Percakapan kita tidak hanya sebatas itu saja. Kamu mulai memperkenalkan blog padaku, yang selanjutnya menjadi tempat kita bertukar cerita. Setelah beberapa lama aku mengenalmu, barulah aku tahu jika kamu pun ternyata suka menulis. Hobi yang sama denganku.


Aku mulai senang membaca catatan-catatanmu di layar hitam yang dipenuhi ikan-ikan lucu. Kamu pernah bilang jika kamu menyukai warna merah, hitam dan putih. Warna yang mendominasi blogmu saat itu. Dan lagi-lagi aku tersenyum membaca kekonyolanmu.

Apa kamu masih ingat jika aku pernah bilang tulisan blogmu setipe Raditya Dika?


Ah, hujan itu kian deras saja, sayang. Teh tanpa gula kesukaanku berangsur dingin. Aku mengarahkan kursor dan mulai mengetik alamat blogmu. Getatan itu masih sama dengan tiga tahun lalu, saat setiap sore aku selalu menyempatkan diri meninggalkan jejak di 'rumah'mu.


Hatiku dingin. Kenangan itu berseliweran tanpa bisa dicegah. Lalu, di suatu malam. Di tengah canda-canda yang biasa, semua berubah begitu saja. Dalam sekejap saja. Dan aku tidak pernah tahu itu.


"Mau jadi pacarku?"


"Ah, andai saja yang ditanya itu aku," katamu menjawab candaku.


"Haha, mana mungkin? Bukankah kita sahabat? Dan selamanya akan begitu kan?"


Hening. Kamu tidak membalas pesanku selama beberapa menit, sebelum kembali namamu menghiasi ponselku.


"Kamu benar. Kita sahabat dan aku tidak mau persahabatan kita hancur gara-gara perasaan yang tidak semestinya ada." Ada emoticon senyum di akhir kalimat itu, seperti memberi penegasan dan... jawaban.


"Karena aku tahu. Jika perasaan itu ada, persahabatan kita tak akan lagi sama. Aku tidak mau itu terjadi."


Ah, tanganku gemetar. Keringat dingin perlahan menjalar. Membanjir, kemudian bermuara membentuk gemuruh yang tiba-tiba.

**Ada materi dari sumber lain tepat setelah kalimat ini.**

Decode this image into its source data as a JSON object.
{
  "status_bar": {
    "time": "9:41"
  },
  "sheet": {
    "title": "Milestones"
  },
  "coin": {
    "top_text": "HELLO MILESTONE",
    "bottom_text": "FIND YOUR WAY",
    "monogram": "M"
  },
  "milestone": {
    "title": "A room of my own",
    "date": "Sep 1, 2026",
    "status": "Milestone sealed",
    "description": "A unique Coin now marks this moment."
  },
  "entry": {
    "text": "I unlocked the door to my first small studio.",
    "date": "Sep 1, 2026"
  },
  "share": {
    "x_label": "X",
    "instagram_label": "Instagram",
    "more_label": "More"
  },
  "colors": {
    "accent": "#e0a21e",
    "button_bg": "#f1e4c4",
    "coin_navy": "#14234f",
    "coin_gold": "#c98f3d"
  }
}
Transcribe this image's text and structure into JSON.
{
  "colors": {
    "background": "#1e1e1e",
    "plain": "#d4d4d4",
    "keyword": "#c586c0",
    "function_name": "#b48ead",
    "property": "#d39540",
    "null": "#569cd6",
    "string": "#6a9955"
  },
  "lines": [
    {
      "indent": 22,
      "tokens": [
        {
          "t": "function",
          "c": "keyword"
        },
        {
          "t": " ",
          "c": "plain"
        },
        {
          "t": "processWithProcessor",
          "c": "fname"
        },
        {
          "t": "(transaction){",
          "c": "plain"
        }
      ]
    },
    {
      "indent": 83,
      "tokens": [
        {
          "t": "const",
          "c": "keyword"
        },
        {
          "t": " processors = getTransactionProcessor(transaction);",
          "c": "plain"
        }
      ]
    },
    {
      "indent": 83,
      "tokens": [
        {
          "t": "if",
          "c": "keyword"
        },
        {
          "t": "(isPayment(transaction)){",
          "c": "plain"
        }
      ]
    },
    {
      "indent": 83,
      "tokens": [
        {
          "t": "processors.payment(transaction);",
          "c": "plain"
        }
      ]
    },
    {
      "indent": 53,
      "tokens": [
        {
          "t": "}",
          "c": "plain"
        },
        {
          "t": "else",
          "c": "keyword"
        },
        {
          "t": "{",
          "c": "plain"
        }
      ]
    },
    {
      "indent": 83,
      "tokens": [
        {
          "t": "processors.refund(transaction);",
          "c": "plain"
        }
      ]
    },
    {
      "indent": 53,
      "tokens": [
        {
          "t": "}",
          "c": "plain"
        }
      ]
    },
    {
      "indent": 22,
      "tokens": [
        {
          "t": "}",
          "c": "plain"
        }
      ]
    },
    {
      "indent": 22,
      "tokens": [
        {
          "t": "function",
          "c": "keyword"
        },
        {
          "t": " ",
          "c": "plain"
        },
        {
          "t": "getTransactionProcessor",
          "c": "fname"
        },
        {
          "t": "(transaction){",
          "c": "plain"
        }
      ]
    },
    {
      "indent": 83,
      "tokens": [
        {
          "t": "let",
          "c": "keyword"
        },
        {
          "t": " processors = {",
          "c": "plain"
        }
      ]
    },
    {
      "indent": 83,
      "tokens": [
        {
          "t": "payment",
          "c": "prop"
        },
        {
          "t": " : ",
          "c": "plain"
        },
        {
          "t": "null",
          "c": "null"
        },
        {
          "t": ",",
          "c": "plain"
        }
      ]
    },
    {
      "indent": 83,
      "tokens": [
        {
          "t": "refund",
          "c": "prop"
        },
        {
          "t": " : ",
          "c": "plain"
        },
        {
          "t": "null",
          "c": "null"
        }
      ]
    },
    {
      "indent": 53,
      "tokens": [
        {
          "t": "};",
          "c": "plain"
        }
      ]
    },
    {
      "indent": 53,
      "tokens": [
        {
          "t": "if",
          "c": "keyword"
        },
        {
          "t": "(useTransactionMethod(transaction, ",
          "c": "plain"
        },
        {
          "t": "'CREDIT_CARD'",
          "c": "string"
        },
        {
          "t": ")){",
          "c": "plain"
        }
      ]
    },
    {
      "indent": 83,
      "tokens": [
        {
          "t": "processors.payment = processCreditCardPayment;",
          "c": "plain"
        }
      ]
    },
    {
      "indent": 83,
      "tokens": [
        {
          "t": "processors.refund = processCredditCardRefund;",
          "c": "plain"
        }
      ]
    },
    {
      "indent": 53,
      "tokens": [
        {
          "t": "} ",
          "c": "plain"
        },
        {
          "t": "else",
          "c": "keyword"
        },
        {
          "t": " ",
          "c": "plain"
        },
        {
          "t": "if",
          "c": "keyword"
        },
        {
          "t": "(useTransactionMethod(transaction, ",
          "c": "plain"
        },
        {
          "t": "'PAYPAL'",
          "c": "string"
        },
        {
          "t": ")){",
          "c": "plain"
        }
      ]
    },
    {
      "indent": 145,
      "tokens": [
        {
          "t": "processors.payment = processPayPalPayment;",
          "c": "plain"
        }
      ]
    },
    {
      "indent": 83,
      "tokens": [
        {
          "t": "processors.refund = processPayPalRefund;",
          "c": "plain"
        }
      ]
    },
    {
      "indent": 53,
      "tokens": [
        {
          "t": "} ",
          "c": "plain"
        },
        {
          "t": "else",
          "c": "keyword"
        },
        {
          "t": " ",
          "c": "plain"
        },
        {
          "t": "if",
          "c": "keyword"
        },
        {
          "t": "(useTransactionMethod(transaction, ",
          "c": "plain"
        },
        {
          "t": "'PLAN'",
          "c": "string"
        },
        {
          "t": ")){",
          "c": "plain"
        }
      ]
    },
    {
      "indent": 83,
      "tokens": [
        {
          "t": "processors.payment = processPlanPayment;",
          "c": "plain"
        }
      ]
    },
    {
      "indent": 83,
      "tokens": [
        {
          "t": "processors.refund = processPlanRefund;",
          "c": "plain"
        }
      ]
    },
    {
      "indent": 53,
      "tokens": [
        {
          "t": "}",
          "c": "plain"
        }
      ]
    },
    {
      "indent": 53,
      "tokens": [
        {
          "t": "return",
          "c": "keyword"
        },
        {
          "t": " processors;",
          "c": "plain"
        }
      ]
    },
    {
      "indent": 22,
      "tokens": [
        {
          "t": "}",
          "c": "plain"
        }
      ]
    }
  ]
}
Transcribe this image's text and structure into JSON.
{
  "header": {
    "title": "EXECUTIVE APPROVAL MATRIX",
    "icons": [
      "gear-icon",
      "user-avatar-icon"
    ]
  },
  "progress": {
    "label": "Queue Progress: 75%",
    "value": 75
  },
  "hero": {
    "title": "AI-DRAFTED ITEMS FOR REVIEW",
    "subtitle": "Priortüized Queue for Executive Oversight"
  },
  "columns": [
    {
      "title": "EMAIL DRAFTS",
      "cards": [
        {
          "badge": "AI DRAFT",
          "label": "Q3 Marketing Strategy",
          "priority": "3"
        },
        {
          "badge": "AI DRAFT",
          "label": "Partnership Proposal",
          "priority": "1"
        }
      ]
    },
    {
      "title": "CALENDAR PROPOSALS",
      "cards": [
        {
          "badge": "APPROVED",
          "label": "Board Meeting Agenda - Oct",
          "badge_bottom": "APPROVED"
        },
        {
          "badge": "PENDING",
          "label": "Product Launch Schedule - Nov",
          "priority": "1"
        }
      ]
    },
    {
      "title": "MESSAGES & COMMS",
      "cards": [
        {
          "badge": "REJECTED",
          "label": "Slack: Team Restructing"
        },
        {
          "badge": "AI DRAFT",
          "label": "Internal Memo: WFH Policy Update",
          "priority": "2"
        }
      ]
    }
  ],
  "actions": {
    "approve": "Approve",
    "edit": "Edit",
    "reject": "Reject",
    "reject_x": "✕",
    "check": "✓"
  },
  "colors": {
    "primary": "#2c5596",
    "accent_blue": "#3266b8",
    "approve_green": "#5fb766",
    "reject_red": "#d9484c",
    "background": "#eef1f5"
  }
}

Kamu benar. Ada canggung yang tiba-tiba menghuni sekat antara kita. Pesan-pesan singkat dan candamu mulai jarang nampak. Aku memutuskan berganti provider telepon dan mulai menemukan duniaku. Aku bertemu teman-teman baru di dunia maya. Teman-teman yang mempunyai hobi yang serupa denganku. Tanpa sadar, dunia itu membuatku mengabaikanmu. Aku mulai jarang mengunjungi berandamu. Aku mulai jarang meninggalkan jejak di rumahmu dan mulai jarang menyapamu lewat media-media tempat kita bertukar cerita.


Dunia kita seperti terhalang sekat yang entah bernama apa.


Ah, rindu itu masih ada, sayang.

Rindu ketika kita sering bertukar sapa. Rindu ketika diam-diam aku mencuri waktu di sela sela kerjamu hanya untuk sekedar mencuri suaramu yang dulu tidak pernah terdengar sebab katamu kamu malu dengan suaramu yang itu. Aku rindu ketika kamu mengatakan suaraku lebih menyerupai bapak-bapak, sementara aku suka menyebut suaramu mirip ibu-ibu kompleks yang suka bergosip.


Ah, aku rindu ketika kamu tiba-tiba saja menelfonku malam-malam sambil menyantap mie ayam yang kamu beli sepulang kerja dan kamu bilang aku hanya tertawa saja sepanjang percakapan satu jam lebih itu. Padahal kamu tahu aku berusaha keras memelankan suaraku, takut nenekku akan marah mendengarku bercanda malam-malam. Padahal kamu juga tahu, aku berusaha keras menahan panas yang tiba-tiba saja menyerang wajahku. Panas yang bisa membuat mukaku berubah sangat merah.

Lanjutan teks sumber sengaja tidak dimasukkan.